Billboard Closes Merchandise Bundle/Album Sale Loophole (Sort Of)
There has been a funny little loophole in the music industry, where merchandise bundles have given artists a way to boost their album sales and get higher on the precious charts.
It works like this: An artist offers a T-shirt at its merch store. When you buy that T-shirt, it comes with a download of the album. That counts as an album purchase. Or, maybe there’s a special promotion that if you buy tickets to an upcoming concert, you get the album. Boom. Album purchase.
It’s been controversial to Billboard Chart purists, but for merchandisers it’s been great. It directly incentivizes artists to step up their merchandise offerings beyond just T-shirts and maybe a poster. (Lady Gaga’s latest merchandise drop is a prime example.)

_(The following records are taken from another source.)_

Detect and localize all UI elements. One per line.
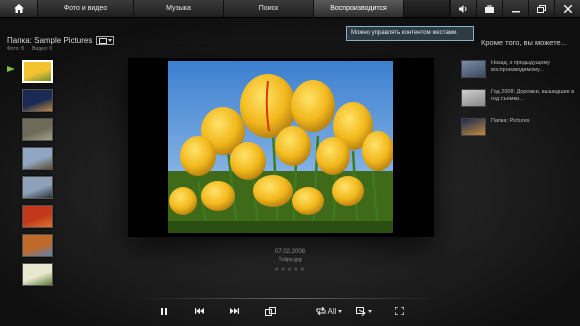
rotate-button[interactable] <box>262 304 278 318</box>
more-options-heading: Кроме того, вы можете... <box>481 38 567 47</box>
related-item-label: Папка: Pictures <box>491 118 530 124</box>
photo-viewer[interactable] <box>128 58 434 237</box>
related-item-label: Год 2008: Дорожки, вышедшие в год съемки… <box>491 89 575 102</box>
tab-music[interactable]: Музыка <box>134 0 224 17</box>
folder-meta: Фото: 8 Видео: 0 <box>7 46 52 52</box>
briefcase-icon <box>485 4 494 13</box>
folder-title: Папка: Sample Pictures <box>7 36 93 45</box>
close-icon <box>563 4 572 13</box>
related-item[interactable]: Назад, к предыдущему воспроизводимому... <box>461 60 577 80</box>
tab-now-playing[interactable]: Воспроизводится <box>314 0 404 17</box>
home-icon <box>13 4 24 13</box>
chevron-down-icon <box>107 39 112 42</box>
photo-date: 07.02.2008 <box>274 249 306 255</box>
tab-search[interactable]: Поиск <box>224 0 314 17</box>
skip-back-icon <box>194 308 204 314</box>
transport-divider <box>142 298 438 299</box>
minimize-icon <box>511 10 520 12</box>
pause-icon <box>161 307 167 315</box>
volume-button[interactable] <box>450 0 476 17</box>
close-button[interactable] <box>554 0 580 17</box>
thumbnail-penguins[interactable] <box>22 176 53 199</box>
related-list: Назад, к предыдущему воспроизводимому...… <box>461 60 577 147</box>
rotate-icon <box>264 306 276 316</box>
photo-count: Фото: 8 <box>7 46 25 52</box>
gesture-tooltip: Можно управлять контентом жестами. <box>346 26 474 41</box>
current-photo <box>168 61 393 233</box>
repeat-button[interactable]: All <box>311 304 347 318</box>
related-item[interactable]: Папка: Pictures <box>461 118 577 138</box>
skip-forward-icon <box>229 308 239 314</box>
tulips-image <box>168 61 393 233</box>
restore-icon <box>537 4 546 13</box>
related-item-label: Назад, к предыдущему воспроизводимому... <box>491 60 550 73</box>
speaker-icon <box>459 4 467 13</box>
chevron-down-icon <box>338 309 343 313</box>
related-thumbnail <box>461 118 486 136</box>
transport-bar: All <box>0 298 580 326</box>
next-button[interactable] <box>227 304 241 318</box>
home-button[interactable] <box>0 0 38 17</box>
video-count: Видео: 0 <box>32 46 53 52</box>
repeat-icon <box>316 307 326 315</box>
thumbnail-chrysanthemum[interactable] <box>22 205 53 228</box>
photo-rating[interactable]: ★★★★★ <box>0 266 580 273</box>
folder-options-button[interactable] <box>96 36 115 45</box>
previous-button[interactable] <box>192 304 206 318</box>
photo-filename: Tulips.jpg <box>278 257 302 263</box>
fullscreen-icon <box>394 307 404 315</box>
tab-photos-videos[interactable]: Фото и видео <box>38 0 134 17</box>
slideshow-icon <box>356 306 366 316</box>
nav-spacer <box>404 0 450 17</box>
fullscreen-button[interactable] <box>392 304 406 318</box>
thumbnail-koala[interactable] <box>22 118 53 141</box>
slideshow-options-button[interactable] <box>354 304 374 318</box>
folder-header: Папка: Sample Pictures <box>7 36 115 45</box>
thumbnail-jellyfish[interactable] <box>22 89 53 112</box>
related-item[interactable]: Год 2008: Дорожки, вышедшие в год съемки… <box>461 89 577 109</box>
toolbox-button[interactable] <box>476 0 502 17</box>
thumbnail-lighthouse[interactable] <box>22 147 53 170</box>
screen-icon <box>98 37 107 44</box>
chevron-down-icon <box>368 309 372 313</box>
now-playing-marker-icon <box>7 66 15 72</box>
pause-button[interactable] <box>157 304 171 318</box>
repeat-label: All <box>327 306 337 316</box>
top-nav-bar: Фото и видео Музыка Поиск Воспроизводитс… <box>0 0 580 18</box>
thumbnail-tulips[interactable] <box>22 60 53 83</box>
restore-button[interactable] <box>528 0 554 17</box>
related-thumbnail <box>461 60 486 78</box>
related-thumbnail <box>461 89 486 107</box>
minimize-button[interactable] <box>502 0 528 17</box>
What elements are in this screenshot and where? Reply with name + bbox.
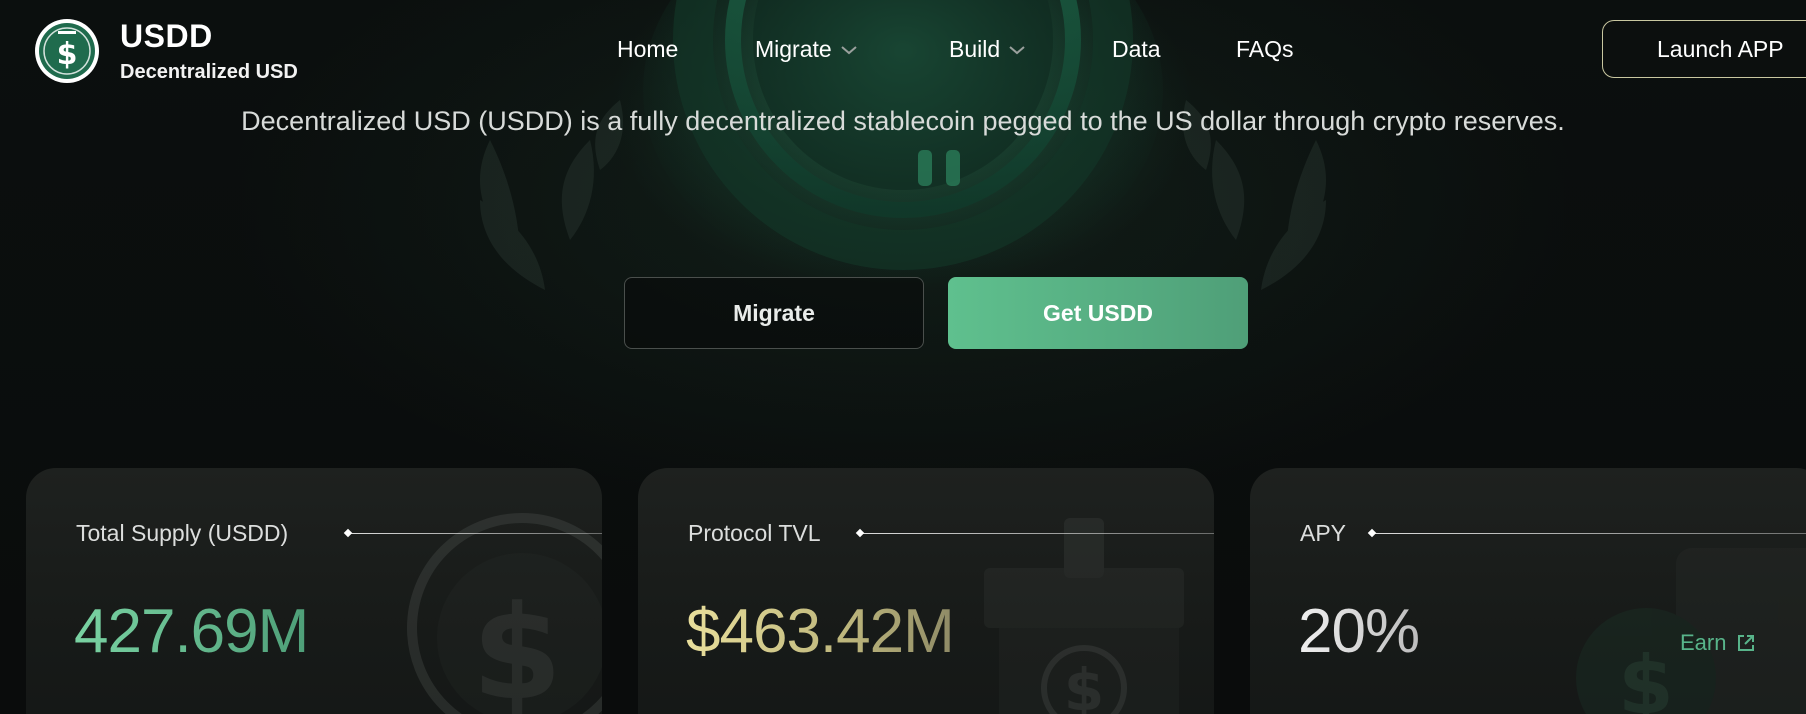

But those rules, which Billboard has already tweaked multiple times, are changing again. Billboard announced that it would not count albums bundled with merchandise and concert tickets toward its album and song charts. Artists can still offer those items, but only if they're treated as separate add-ons. It's ... kind of confusing.
Here's Billboard's explanation:
Under the new rules, which will be implemented at a start date to be announced, all albums bundled with either merchandise or concert tickets must be promoted as an à la carte add-on to those purchases in order to be counted on the charts (i.e. a separate item added to a shopping cart on its own). Those included as part of a baked-in, single-price option (along with the merchandise or ticket), with the album cost undisclosed to the consumer, will no longer be counted. It is Billboard’s belief that the resulting charts will more accurately reflect consumer choice.
There are a few ways that promotional products and packaging still fit into the new way of doing things under these rules. And it’s important to note that regardless of this new regulation from Billboard, music and artist merchandise is still going to very much be a thing.
But, for artists who might downsize their bundle game if it’s not going to get them to the top of the charts, the next gimmick might be variations of the same album.
Vinyl collectors probably know what we’re getting at. Most albums nowadays are pressed on multiple different colors of vinyl. Some folks make a point to buy albums in all variations. Guess what? Those are all individual album sales. Maybe an artist wants different packaging for different versions? That’s where packaging comes into play. Maybe there are different little add-ons inside the album, like a sticker pack attached to the gatefold or insert. That way, it’s not a merchandise add-on, but a variation of an album and its packaging that gives fans a reason to buy multiple copies they might not have even bought one of originally.
Korean pop giants BTS have been using this method lately. Forbes noted that the band's album “Map of the Soul: 7” had multiple packaging variants, and fans ate it up.
The game may have changed, but it appears artists and music labels will keep finding ways to circumvent the Billboard system.